Friday, October 13, 2017

“Beauty and ugliness. Moments of shame and moments of grace. These things are around us all the time, but it takes an artist to force us to see them.” How would I write an essay explaining Patrick White’s handling of these themes—beauty, ugliness, shame and grace—in The Aunt’s Story?

The Aunt's Story follows the journey of Theodora Goodman—physically, through Australia, Europe, and the United States—and internally, as she goes through transformations brought about by her insights into the kind of people and environment she finds herself in. The themes of ugliness and beauty, shame and grace, are at the heart of Patrick White's work, mainly in Theodora, who sees things through an artist's lens. She does not subscribe to the societal mold of what it means to be a woman in her time, as evidenced by her interest in hunting. She is not one to wince at the unsavory details of life. For instance, when Mrs. Goodman forbids her to touch the roses, she goes on anyway and inspects them. She sees one with a grub stirring underneath its petals, and immediately the fair Fanny calls it a horrid thing. As for Theodora, who proceeds to open its petals to the light,

[S]he could not condemn her pale and touching grub. She could not subtract it from the sum total of the garden. So, without arguing, she closed the rose.

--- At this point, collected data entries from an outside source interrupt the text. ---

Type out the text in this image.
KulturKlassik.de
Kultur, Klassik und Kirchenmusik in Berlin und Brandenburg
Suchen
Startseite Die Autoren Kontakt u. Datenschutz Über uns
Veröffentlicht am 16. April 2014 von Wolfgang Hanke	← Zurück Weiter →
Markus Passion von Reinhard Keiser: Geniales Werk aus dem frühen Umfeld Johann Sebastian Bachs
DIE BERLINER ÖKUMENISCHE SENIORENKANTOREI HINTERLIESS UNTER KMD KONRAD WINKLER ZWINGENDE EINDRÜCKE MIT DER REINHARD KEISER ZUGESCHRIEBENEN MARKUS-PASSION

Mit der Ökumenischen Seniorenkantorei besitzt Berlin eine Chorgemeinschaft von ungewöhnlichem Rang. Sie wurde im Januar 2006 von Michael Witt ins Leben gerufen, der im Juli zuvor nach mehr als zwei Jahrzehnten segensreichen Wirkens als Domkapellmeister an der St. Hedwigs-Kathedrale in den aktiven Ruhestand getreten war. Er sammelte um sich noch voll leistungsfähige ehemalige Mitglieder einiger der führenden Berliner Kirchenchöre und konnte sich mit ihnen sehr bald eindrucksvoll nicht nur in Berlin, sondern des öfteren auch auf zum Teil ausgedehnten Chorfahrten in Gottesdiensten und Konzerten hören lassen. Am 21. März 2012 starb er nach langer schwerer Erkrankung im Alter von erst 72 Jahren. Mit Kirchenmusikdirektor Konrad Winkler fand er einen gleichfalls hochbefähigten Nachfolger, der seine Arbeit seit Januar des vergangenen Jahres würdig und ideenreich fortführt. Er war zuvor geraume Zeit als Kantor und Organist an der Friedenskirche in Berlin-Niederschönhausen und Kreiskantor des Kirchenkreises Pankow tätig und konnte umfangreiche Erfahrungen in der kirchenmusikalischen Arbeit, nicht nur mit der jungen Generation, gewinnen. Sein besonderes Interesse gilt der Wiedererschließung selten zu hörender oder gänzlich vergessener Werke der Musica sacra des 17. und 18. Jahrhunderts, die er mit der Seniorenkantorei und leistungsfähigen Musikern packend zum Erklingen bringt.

She recognizes the duality of nature with a sense of innocence that rings with wisdom, rising well above society's proclivity to shun or sugarcoat all that falls outside its standards of acceptability. To her, beauty and ugliness exist in the same rose, and neither is superior to the other; a person cannot embracing one without embracing the other. It is for this reason that Theodora is seen from the outside as eccentric. As she explores the raw honesty of coming to terms with life and its full existence within herself, she finds herself falling farther away from the external world in an act of defiance. By presenting Theodora as awkward yet exceptional woman, as seen with the way she almost effortlessly shoots the hawk that Frank missed, Patrick White demonstrates the way polar opposites coexist in a single body. He goes even further, stretching the limits of the dichotomy by fleshing out Theodora's desire to triumph and framing it within her self-destructive ways.
There exists a certain grace in wanting to slip away from the shackles of society and the material world, as much as there is shame. The very nature of this story being set in different locations suggests the different stages of displacement Theodora has to go through as she closes in on and finally arrives at the many-layered center of herself, where all contradicting aspects, at last, exist in absolute harmony: freedom from everyone and everything that had ever owned her, but within the confines of an asylum. It takes an artist to open up this reality for all to understand, as artists are the people who have their blinders peeled all the way back.